After the release and subsequent failure of Gary Barlow’s second album Twelve Months, Eleven Days in 1999, it would have taken a very gifted soothsayer to predict how much things would change by the singer’s third solo release. Fifteen years ago, he was struggling with his post-Take That career (which had started promisingly with the successful Open Road in 1997), straining under Robbie Williams’ shadow, and recouping after parting ways with his record company. A decade and a half later, he has not only spearheaded Take That’s very successful renaissance, made up with Robbie, occupied a seat at The X Factor UK judging table for three series, organized Queen Elizabeth II’s Diamond Jubilee Concert, and been appointed as an OBE for his services to music and charity, but has also established himself as one of the most successful British songwriters of all time.
So it is at a career high that Gary Barlow has released his third solo full length album, Since I Saw You Last, a set of 12 tracks, all written or co-written by the singer himself. A few high profile contributors are on hand to shape some of the songs, and you can hear their influence on the tracks that they have helped create. Album opener ‘Requiem’ has been co-penned by Robbie, and its cheeky lyrics bear his trademark snark; the song could easily have been at home on a Take That album.

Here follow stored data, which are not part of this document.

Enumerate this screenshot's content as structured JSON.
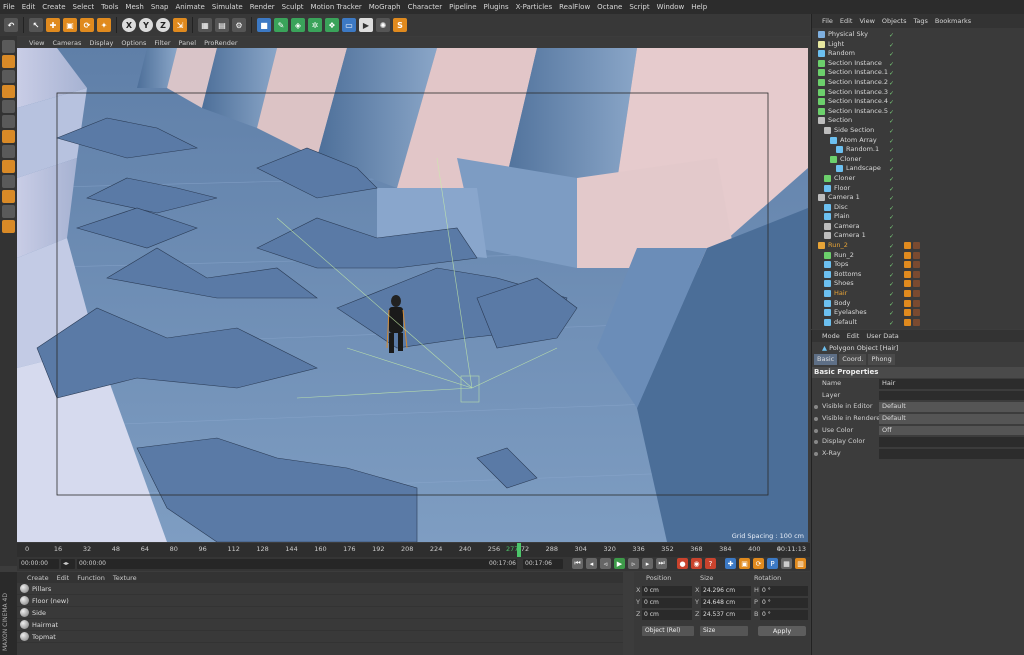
{
  "menubar": [
    "File",
    "Edit",
    "Create",
    "Select",
    "Tools",
    "Mesh",
    "Snap",
    "Animate",
    "Simulate",
    "Render",
    "Sculpt",
    "Motion Tracker",
    "MoGraph",
    "Character",
    "Pipeline",
    "Plugins",
    "X-Particles",
    "RealFlow",
    "Octane",
    "Script",
    "Window",
    "Help"
  ],
  "viewport": {
    "menu": [
      "View",
      "Cameras",
      "Display",
      "Options",
      "Filter",
      "Panel",
      "ProRender"
    ],
    "grid_spacing": "Grid Spacing : 100 cm"
  },
  "timeline": {
    "ticks": [
      "0",
      "16",
      "32",
      "48",
      "64",
      "80",
      "96",
      "112",
      "128",
      "144",
      "160",
      "176",
      "192",
      "208",
      "224",
      "240",
      "256",
      "272",
      "288",
      "304",
      "320",
      "336",
      "352",
      "368",
      "384",
      "400",
      "4"
    ],
    "current_frame": "277",
    "end_frame": "00:11:13"
  },
  "transport": {
    "start": "00:00:00",
    "range_start": "00:00:00",
    "range_end": "00:17:06",
    "current": "00:17:06"
  },
  "materials": {
    "menu": [
      "Create",
      "Edit",
      "Function",
      "Texture"
    ],
    "items": [
      "Pillars",
      "Floor (new)",
      "Side",
      "Hairmat",
      "Topmat"
    ]
  },
  "coordinates": {
    "headers": [
      "Position",
      "Size",
      "Rotation"
    ],
    "rows": [
      {
        "axis": "X",
        "pos": "0 cm",
        "sax": "X",
        "size": "24.296 cm",
        "rax": "H",
        "rot": "0 °"
      },
      {
        "axis": "Y",
        "pos": "0 cm",
        "sax": "Y",
        "size": "24.648 cm",
        "rax": "P",
        "rot": "0 °"
      },
      {
        "axis": "Z",
        "pos": "0 cm",
        "sax": "Z",
        "size": "24.537 cm",
        "rax": "B",
        "rot": "0 °"
      }
    ],
    "mode": "Object (Rel)",
    "size_mode": "Size",
    "apply": "Apply"
  },
  "object_manager": {
    "menu": [
      "File",
      "Edit",
      "View",
      "Objects",
      "Tags",
      "Bookmarks"
    ],
    "objects": [
      {
        "name": "Physical Sky",
        "indent": 0,
        "color": "#7fb0e0",
        "sel": false
      },
      {
        "name": "Light",
        "indent": 0,
        "color": "#e8e8a0",
        "sel": false
      },
      {
        "name": "Random",
        "indent": 0,
        "color": "#6cc0f0",
        "sel": false
      },
      {
        "name": "Section Instance",
        "indent": 0,
        "color": "#6cd06c",
        "sel": false
      },
      {
        "name": "Section Instance.1",
        "indent": 0,
        "color": "#6cd06c",
        "sel": false
      },
      {
        "name": "Section Instance.2",
        "indent": 0,
        "color": "#6cd06c",
        "sel": false
      },
      {
        "name": "Section Instance.3",
        "indent": 0,
        "color": "#6cd06c",
        "sel": false
      },
      {
        "name": "Section Instance.4",
        "indent": 0,
        "color": "#6cd06c",
        "sel": false
      },
      {
        "name": "Section Instance.5",
        "indent": 0,
        "color": "#6cd06c",
        "sel": false
      },
      {
        "name": "Section",
        "indent": 0,
        "color": "#bdbdbd",
        "sel": false
      },
      {
        "name": "Side Section",
        "indent": 1,
        "color": "#bdbdbd",
        "sel": false
      },
      {
        "name": "Atom Array",
        "indent": 2,
        "color": "#6cc0f0",
        "sel": false
      },
      {
        "name": "Random.1",
        "indent": 3,
        "color": "#6cc0f0",
        "sel": false
      },
      {
        "name": "Cloner",
        "indent": 2,
        "color": "#6cd06c",
        "sel": false
      },
      {
        "name": "Landscape",
        "indent": 3,
        "color": "#6cc0f0",
        "sel": false
      },
      {
        "name": "Cloner",
        "indent": 1,
        "color": "#6cd06c",
        "sel": false
      },
      {
        "name": "Floor",
        "indent": 1,
        "color": "#6cc0f0",
        "sel": false
      },
      {
        "name": "Camera 1",
        "indent": 0,
        "color": "#bdbdbd",
        "sel": false
      },
      {
        "name": "Disc",
        "indent": 1,
        "color": "#6cc0f0",
        "sel": false
      },
      {
        "name": "Plain",
        "indent": 1,
        "color": "#6cc0f0",
        "sel": false
      },
      {
        "name": "Camera",
        "indent": 1,
        "color": "#bdbdbd",
        "sel": false
      },
      {
        "name": "Camera 1",
        "indent": 1,
        "color": "#bdbdbd",
        "sel": false
      },
      {
        "name": "Run_2",
        "indent": 0,
        "color": "#e8a437",
        "sel": true
      },
      {
        "name": "Run_2",
        "indent": 1,
        "color": "#6cd06c",
        "sel": false
      },
      {
        "name": "Tops",
        "indent": 1,
        "color": "#6cc0f0",
        "sel": false
      },
      {
        "name": "Bottoms",
        "indent": 1,
        "color": "#6cc0f0",
        "sel": false
      },
      {
        "name": "Shoes",
        "indent": 1,
        "color": "#6cc0f0",
        "sel": false
      },
      {
        "name": "Hair",
        "indent": 1,
        "color": "#6cc0f0",
        "sel": true
      },
      {
        "name": "Body",
        "indent": 1,
        "color": "#6cc0f0",
        "sel": false
      },
      {
        "name": "Eyelashes",
        "indent": 1,
        "color": "#6cc0f0",
        "sel": false
      },
      {
        "name": "default",
        "indent": 1,
        "color": "#6cc0f0",
        "sel": false
      }
    ]
  },
  "attributes": {
    "menu": [
      "Mode",
      "Edit",
      "User Data"
    ],
    "title": "Polygon Object [Hair]",
    "tabs": [
      "Basic",
      "Coord.",
      "Phong"
    ],
    "section": "Basic Properties",
    "rows": [
      {
        "label": "Name",
        "value": "Hair",
        "bullet": false
      },
      {
        "label": "Layer",
        "value": "",
        "bullet": false
      },
      {
        "label": "Visible in Editor",
        "value": "Default",
        "bullet": true
      },
      {
        "label": "Visible in Renderer",
        "value": "Default",
        "bullet": true
      },
      {
        "label": "Use Color",
        "value": "Off",
        "bullet": true
      },
      {
        "label": "Display Color",
        "value": "",
        "bullet": true
      },
      {
        "label": "X-Ray",
        "value": "",
        "bullet": true
      }
    ]
  },
  "side_label": "MAXON CINEMA 4D"
}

Tim Rice-Oxley has helped write ‘Jump’, an uplifting song about taking a risk that is reminiscent of Keane’s sound. And Elton John has contributed vocals to the lively ‘Face to Face’, which ends up sounding like an Elton John song featuring Gary Barlow instead of the other way round.
Elsewhere, the folk pop of first single ‘Let Me Go’ is pleasant enough despite the fact that this sound has already been made tiresome by Mumford and co. The banjo also returns later in the album on ‘This House’. The intimate piano ballad ‘Dying Inside’ sees the singer exude emotions. And the jaunty ‘Small Town Girls’ sounds pretty as long as you don’t start dissecting the lyrics, which just seem oddly condescending.

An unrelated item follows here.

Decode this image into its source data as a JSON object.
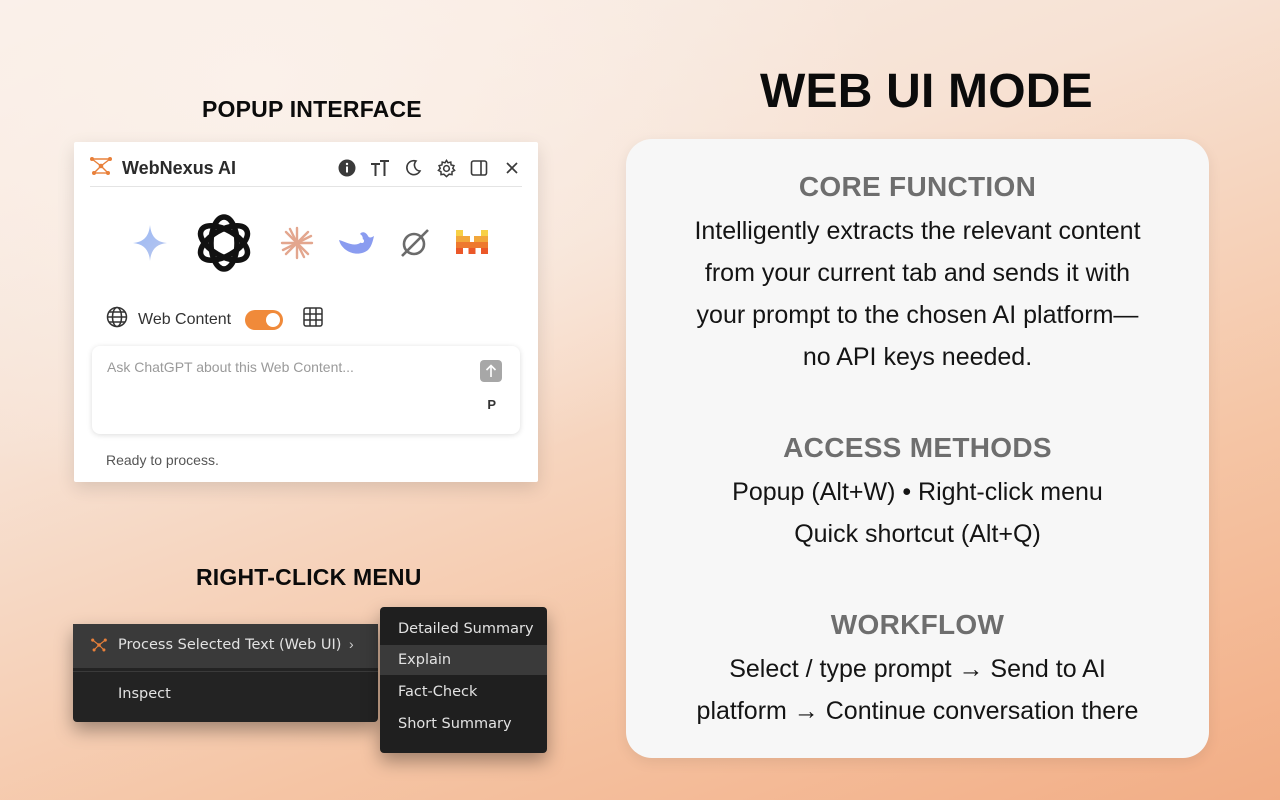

Since I Saw You Last has some lovely tunes, warm sentiments, and the occasional amusing lyric, but it doesn’t really stray too far from Gary’s established brand of competent, mainstream pop. The ballads, though clearly heartfelt, are sometimes too bland and middle of the road, and overall the record doesn’t really display a sense of adventure. Perhaps Gary is playing it too safe here and making a simple, inoffensive album instead of trying something different and less commercial. And it’s hard not to miss the absence of the other Take That members, who could have helped add more flavor to the set and make it more interesting.
On the whole, Since I Saw You Last is a solid pop album that features some well crafted songs that his core fan base are very likely to enjoy, but it isn’t expansive or exceptional enough to widen his fan base or win over his detractors.